Para importar produtos cosméticos da China para a Arábia Saudita: a entidade importadora tem de estar registada junto da Autoridade Saudita de Alimentos e Medicamentos (SFDA) e cada produto tem de ser notificado antes de ser importado, os ingredientes têm de respeitar as listas de substâncias proibidas e restringidas, o rótulo em árabe tem de apresentar os ingredientes pelos respetivos nomes científicos, o número de lote, a data de validade e os dados do fabricante, a mercadoria tem de chegar com prazo de validade remanescente suficiente, e cada produto tem de ter um dossiê de informações com uma avaliação de segurança.
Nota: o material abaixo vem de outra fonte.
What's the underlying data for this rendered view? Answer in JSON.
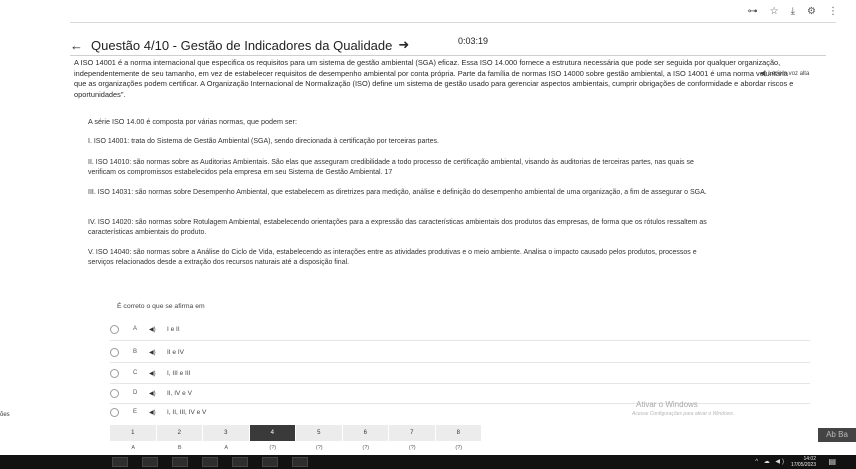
{
  "chrome": {
    "icons": [
      "key-icon",
      "star-icon",
      "download-icon",
      "gear-icon",
      "more-icon"
    ],
    "glyphs": {
      "key": "⊶",
      "star": "☆",
      "download": "⤓",
      "gear": "⚙",
      "more": "⋮"
    }
  },
  "header": {
    "back_glyph": "←",
    "title": "Questão 4/10 - Gestão de Indicadores da Qualidade",
    "title_arrow": "➜",
    "timer": "0:03:19"
  },
  "read_aloud": "◀) Ler em voz alta",
  "statement": "A ISO 14001 é a norma internacional que especifica os requisitos para um sistema de gestão ambiental (SGA) eficaz. Essa ISO 14.000 fornece a estrutura necessária que pode ser seguida por qualquer organização, independentemente de seu tamanho, em vez de estabelecer requisitos de desempenho ambiental por conta própria. Parte da família de normas ISO 14000 sobre gestão ambiental, a ISO 14001 é uma norma voluntária que as organizações podem certificar. A Organização Internacional de Normalização (ISO) define um sistema de gestão usado para gerenciar aspectos ambientais, cumprir obrigações de conformidade e abordar riscos e oportunidades\".",
  "prompt": "A série ISO 14.00 é composta por várias normas, que podem ser:",
  "items": [
    "I. ISO 14001: trata do Sistema de Gestão Ambiental (SGA), sendo direcionada à certificação por terceiras partes.",
    "II. ISO 14010: são normas sobre as Auditorias Ambientais. São elas que asseguram credibilidade a todo processo de certificação ambiental, visando às auditorias de terceiras partes, nas quais se verificam os compromissos estabelecidos pela empresa em seu Sistema de Gestão Ambiental. 17",
    "III. ISO 14031: são normas sobre Desempenho Ambiental, que estabelecem as diretrizes para medição, análise e definição do desempenho ambiental de uma organização, a fim de assegurar o SGA.",
    "IV. ISO 14020: são normas sobre Rotulagem Ambiental, estabelecendo orientações para a expressão das características ambientais dos produtos das empresas, de forma que os rótulos ressaltem as características ambientais do produto.",
    "V. ISO 14040: são normas sobre a Análise do Ciclo de Vida, estabelecendo as interações entre as atividades produtivas e o meio ambiente. Analisa o impacto causado pelos produtos, processos e serviços relacionados desde a extração dos recursos naturais até a disposição final."
  ],
  "question": "É correto o que se afirma em",
  "speaker_glyph": "◀)",
  "options": [
    {
      "letter": "A",
      "text": "I e II"
    },
    {
      "letter": "B",
      "text": "II e IV"
    },
    {
      "letter": "C",
      "text": "I, III e III"
    },
    {
      "letter": "D",
      "text": "II, IV e V"
    },
    {
      "letter": "E",
      "text": "I, II, III, IV e V"
    }
  ],
  "watermark": {
    "title": "Ativar o Windows",
    "subtitle": "Acesse Configurações para ativar o Windows."
  },
  "pager": {
    "pages": [
      "1",
      "2",
      "3",
      "4",
      "5",
      "6",
      "7",
      "8"
    ],
    "active_index": 3,
    "answers": [
      "A",
      "B",
      "A",
      "(?)",
      "(?)",
      "(?)",
      "(?)",
      "(?)"
    ]
  },
  "taskbar": {
    "tray": "^ ☁ ◀) ",
    "time": "14:02",
    "date": "17/05/2023",
    "notify": "▤"
  },
  "fragments": {
    "left": "ões",
    "right": "Ab Ba"
  }
}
Os cosméticos são uma categoria rentável e de crescimento rápido na Arábia Saudita e, ao mesmo tempo, uma das mais fortemente regulamentadas. A diferença entre um importador bem-sucedido e outro que perde a remessa inteira não está no preço nem no fornecedor, mas num processo regulamentar que tem de começar antes de a fábrica iniciar a produção.

Qual é a entidade reguladora e o que exige?

Os cosméticos no Reino estão sob a supervisão da Autoridade Saudita de Alimentos e Medicamentos (SFDA), e não apenas sob o percurso habitual da plataforma SABER. O percurso prático assenta em três pilares:

  • Registo da entidade: o próprio importador tem de estar registado junto da SFDA e de dispor de uma licença de atividade adequada. A importação não pode começar antes de esta etapa estar concluída.
  • Notificação do produto: cada produto é notificado individualmente por via eletrónica antes de ser importado, com pormenores que incluem a marca comercial, a fórmula, a finalidade, o fabricante e o país de origem.
  • Libertação no posto de entrada: à chegada da remessa é solicitada a libertação da expedição e podem ser recolhidas amostras para análise. Uma remessa cujos produtos não tenham sido previamente notificados não encontra via para ser libertada.

Inicie estes procedimentos logo no começo da negociação com a fábrica, e não depois de a mercadoria ser embarcada. Os cosméticos são mercadoria com data de validade, e cada semana de atraso retira-lhes tempo de vida comercial.

Ingredientes: onde as remessas são realmente recusadas

Nesta categoria, a recusa vem quase sempre da própria fórmula. Existem listas de substâncias proibidas e outras restringidas a percentagens determinadas, e algumas substâncias que se vendem livremente noutros mercados são aqui totalmente interditas. Os exemplos que mais problemas causam:

  • Os agentes fortes de branqueamento da pele, como a hidroquinona e os compostos de mercúrio — um ponto muito sensível nos produtos de branqueamento provenientes de certas fábricas.
  • A cortisona e os seus derivados em cremes comercializados como produtos cosméticos.
  • Corantes e pigmentos não autorizados, em particular nos produtos que entram em contacto com os olhos ou com os lábios.
  • A ultrapassagem dos limites permitidos de metais pesados, como o chumbo e o cádmio, enquanto impurezas.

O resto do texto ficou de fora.